Diese Seite drucken
Montag, 01 Oktober 2018 07:00

Großbritannien: ORR-Chefin Joanna Whittington tritt zurück

orr1

Foto ORR.

Die Vorstandsvorsitzende Joanna Whittington wird die britischen Regulierungsbehörde ORR am Freitag (05.10.18) verlassen, etwa zwei Wochen, nachdem das ORR seinen die Bahnindustrie kritisierenden Bericht zum Fahrplanchaos im Mai 2018 veröffentlicht hat. Joanna Whittington, die erst seit etwas mehr als einem Jahr formell im Amt ist, wird dem Department for Business, Energy and Industrial Strategy beitreten.

Das ORR sagte, dies sei eine "einmalige Chance" für Frau Whittington. Noch diese Woche wird ein Interims-Chief-Executive bekannt gegeben.

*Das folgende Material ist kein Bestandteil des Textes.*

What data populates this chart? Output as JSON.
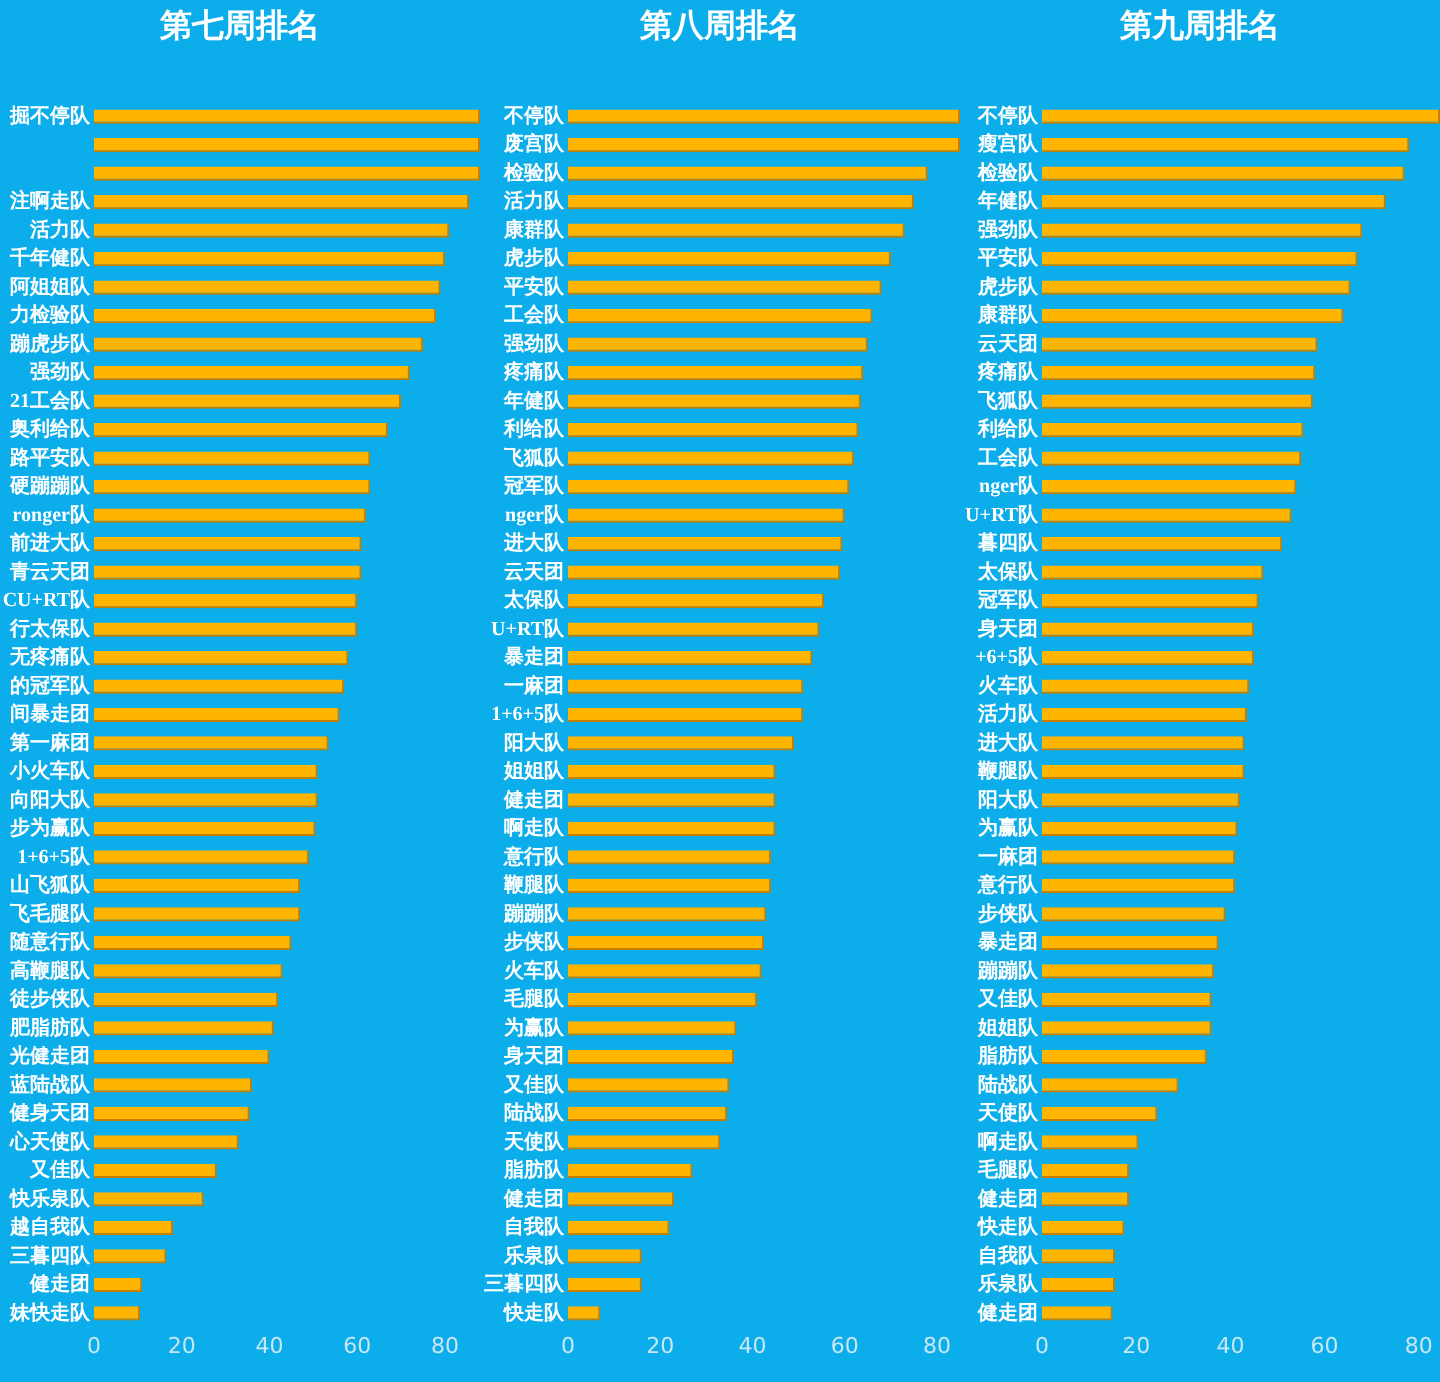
{
  "chart_data": [
    {
      "type": "bar",
      "orientation": "horizontal",
      "title": "第七周排名",
      "color": "#ffb400",
      "xlim": [
        0,
        88
      ],
      "xticks": [
        0,
        20,
        40,
        60,
        80
      ],
      "grid": false,
      "legend": false,
      "categories": [
        "掘不停队",
        null,
        null,
        "注啊走队",
        "活力队",
        "千年健队",
        "阿姐姐队",
        "力检验队",
        "蹦虎步队",
        "强劲队",
        "21工会队",
        "奥利给队",
        "路平安队",
        "硬蹦蹦队",
        "ronger队",
        "前进大队",
        "青云天团",
        "CU+RT队",
        "行太保队",
        "无疼痛队",
        "的冠军队",
        "间暴走团",
        "第一麻团",
        "小火车队",
        "向阳大队",
        "步为赢队",
        "1+6+5队",
        "山飞狐队",
        "飞毛腿队",
        "随意行队",
        "高鞭腿队",
        "徒步侠队",
        "肥脂肪队",
        "光健走团",
        "蓝陆战队",
        "健身天团",
        "心天使队",
        "又佳队",
        "快乐泉队",
        "越自我队",
        "三暮四队",
        "健走团",
        "妹快走队"
      ],
      "values": [
        88,
        88,
        88,
        85.5,
        81,
        80,
        79,
        78,
        75,
        72,
        70,
        67,
        63,
        63,
        62,
        61,
        61,
        60,
        60,
        58,
        57,
        56,
        53.5,
        51,
        51,
        50.5,
        49,
        47,
        47,
        45,
        43,
        42,
        41,
        40,
        36,
        35.5,
        33,
        28,
        25,
        18,
        16.5,
        11,
        10.5
      ]
    },
    {
      "type": "bar",
      "orientation": "horizontal",
      "title": "第八周排名",
      "color": "#ffb400",
      "xlim": [
        0,
        85
      ],
      "xticks": [
        0,
        20,
        40,
        60,
        80
      ],
      "grid": false,
      "legend": false,
      "categories": [
        "不停队",
        "废宫队",
        "检验队",
        "活力队",
        "康群队",
        "虎步队",
        "平安队",
        "工会队",
        "强劲队",
        "疼痛队",
        "年健队",
        "利给队",
        "飞狐队",
        "冠军队",
        "nger队",
        "进大队",
        "云天团",
        "太保队",
        "U+RT队",
        "暴走团",
        "一麻团",
        "1+6+5队",
        "阳大队",
        "姐姐队",
        "健走团",
        "啊走队",
        "意行队",
        "鞭腿队",
        "蹦蹦队",
        "步侠队",
        "火车队",
        "毛腿队",
        "为赢队",
        "身天团",
        "又佳队",
        "陆战队",
        "天使队",
        "脂肪队",
        "健走团",
        "自我队",
        "乐泉队",
        "三暮四队",
        "快走队"
      ],
      "values": [
        85,
        85,
        78,
        75,
        73,
        70,
        68,
        66,
        65,
        64,
        63.5,
        63,
        62,
        61,
        60,
        59.5,
        59,
        55.5,
        54.5,
        53,
        51,
        51,
        49,
        45,
        45,
        45,
        44,
        44,
        43,
        42.5,
        42,
        41,
        36.5,
        36,
        35,
        34.5,
        33,
        27,
        23,
        22,
        16,
        16,
        7
      ]
    },
    {
      "type": "bar",
      "orientation": "horizontal",
      "title": "第九周排名",
      "color": "#ffb400",
      "xlim": [
        0,
        84.5
      ],
      "xticks": [
        0,
        20,
        40,
        60,
        80
      ],
      "grid": false,
      "legend": false,
      "categories": [
        "不停队",
        "瘦宫队",
        "检验队",
        "年健队",
        "强劲队",
        "平安队",
        "虎步队",
        "康群队",
        "云天团",
        "疼痛队",
        "飞狐队",
        "利给队",
        "工会队",
        "nger队",
        "U+RT队",
        "暮四队",
        "太保队",
        "冠军队",
        "身天团",
        "+6+5队",
        "火车队",
        "活力队",
        "进大队",
        "鞭腿队",
        "阳大队",
        "为赢队",
        "一麻团",
        "意行队",
        "步侠队",
        "暴走团",
        "蹦蹦队",
        "又佳队",
        "姐姐队",
        "脂肪队",
        "陆战队",
        "天使队",
        "啊走队",
        "毛腿队",
        "健走团",
        "快走队",
        "自我队",
        "乐泉队",
        "健走团"
      ],
      "values": [
        84.5,
        78,
        77,
        73,
        68,
        67,
        65.5,
        64,
        58.5,
        58,
        57.5,
        55.5,
        55,
        54,
        53,
        51,
        47,
        46,
        45,
        45,
        44,
        43.5,
        43,
        43,
        42,
        41.5,
        41,
        41,
        39,
        37.5,
        36.5,
        36,
        36,
        35,
        29,
        24.5,
        20.5,
        18.5,
        18.5,
        17.5,
        15.5,
        15.5,
        15
      ]
    }
  ]
}
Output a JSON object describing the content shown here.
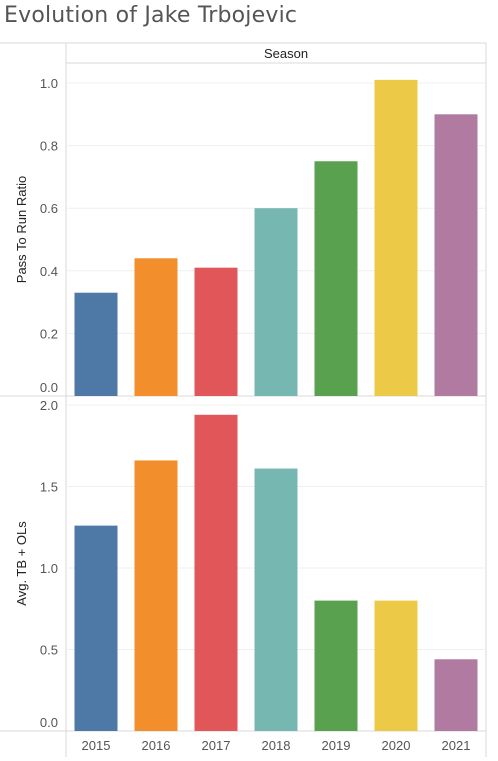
{
  "title": "Evolution of Jake Trbojevic",
  "header": "Season",
  "colors": [
    "#4e79a7",
    "#f28e2b",
    "#e15759",
    "#76b7b2",
    "#59a14f",
    "#edc948",
    "#b07aa1"
  ],
  "chart_data": [
    {
      "type": "bar",
      "ylabel": "Pass To Run Ratio",
      "ylim": [
        0,
        1.05
      ],
      "yticks": [
        "0.0",
        "0.2",
        "0.4",
        "0.6",
        "0.8",
        "1.0"
      ],
      "categories": [
        "2015",
        "2016",
        "2017",
        "2018",
        "2019",
        "2020",
        "2021"
      ],
      "values": [
        0.33,
        0.44,
        0.41,
        0.6,
        0.75,
        1.01,
        0.9
      ]
    },
    {
      "type": "bar",
      "ylabel": "Avg. TB + OLs",
      "ylim": [
        0,
        2.05
      ],
      "yticks": [
        "0.0",
        "0.5",
        "1.0",
        "1.5",
        "2.0"
      ],
      "categories": [
        "2015",
        "2016",
        "2017",
        "2018",
        "2019",
        "2020",
        "2021"
      ],
      "values": [
        1.26,
        1.66,
        1.94,
        1.61,
        0.8,
        0.8,
        0.44
      ]
    }
  ]
}
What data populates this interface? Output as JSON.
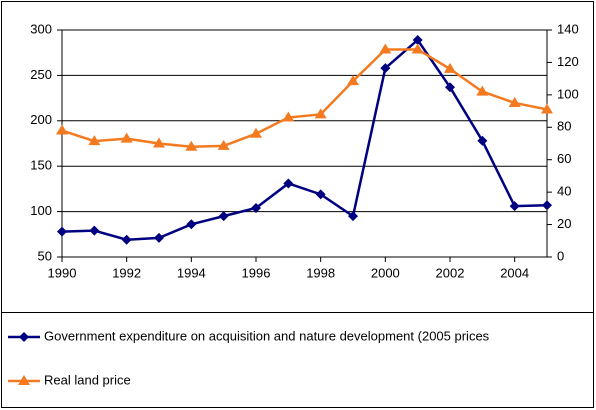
{
  "chart_data": {
    "type": "line",
    "x": [
      1990,
      1991,
      1992,
      1993,
      1994,
      1995,
      1996,
      1997,
      1998,
      1999,
      2000,
      2001,
      2002,
      2003,
      2004,
      2005
    ],
    "xlim": [
      1990,
      2005
    ],
    "xticks": [
      1990,
      1992,
      1994,
      1996,
      1998,
      2000,
      2002,
      2004
    ],
    "ylim": [
      50,
      300
    ],
    "yticks": [
      50,
      100,
      150,
      200,
      250,
      300
    ],
    "y2lim": [
      0,
      140
    ],
    "y2ticks": [
      0,
      20,
      40,
      60,
      80,
      100,
      120,
      140
    ],
    "grid": true,
    "legend": "bottom",
    "series": [
      {
        "name": "Government expenditure on acquisition and nature development (2005 prices",
        "color": "#000080",
        "marker": "diamond",
        "values": [
          78,
          79,
          69,
          71,
          86,
          95,
          104,
          131,
          119,
          95,
          258,
          289,
          237,
          178,
          106,
          107
        ]
      },
      {
        "name": "Real land price",
        "color": "#f47a20",
        "marker": "triangle",
        "axis": "y2",
        "values": [
          78,
          71.5,
          73,
          70,
          68,
          68.5,
          76,
          86,
          88,
          108.5,
          128,
          128,
          116,
          102,
          95,
          91
        ]
      }
    ]
  }
}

In ihrem Abschiedsbrief vom 28.09.18 wies Joanna Whittington noch einmal auf die kritische Essenz des Berichts hin: "Die Untersuchung ergab, dass die Fahrgäste durch die Ausfälle der Eisenbahnindustrie im Stich gelassen wurden. Die Industrie stellte technische und planerische Bedenken vor den Dienst an ihren Fahrgästen, was durch die schlechten Informationen der Betreiber, die bei Störungen zur Verfügung standen, noch verschlimmert wurde. Es gibt eine Lücke in der Verantwortung und Verantwortlichkeit der Industrie für das Management systemischer Risiken, und das muss sich ändern."

Die britischen Eisenbahnen stehen vor vielfältigen Herausforderungen, wie die Financial Times zusammenfasst. Die Pünktlichkeit ist auf einem 12-Jahres-Tief; die Pendler sehen sich ab Januar mit einem Anstieg der Kosten für Dauerkarten um bis zu 3,2 Prozent konfrontiert; und es herrscht Skepsis gegenüber dem Franchisesystem nach dem Scheitern von Virgin Trains East Coast.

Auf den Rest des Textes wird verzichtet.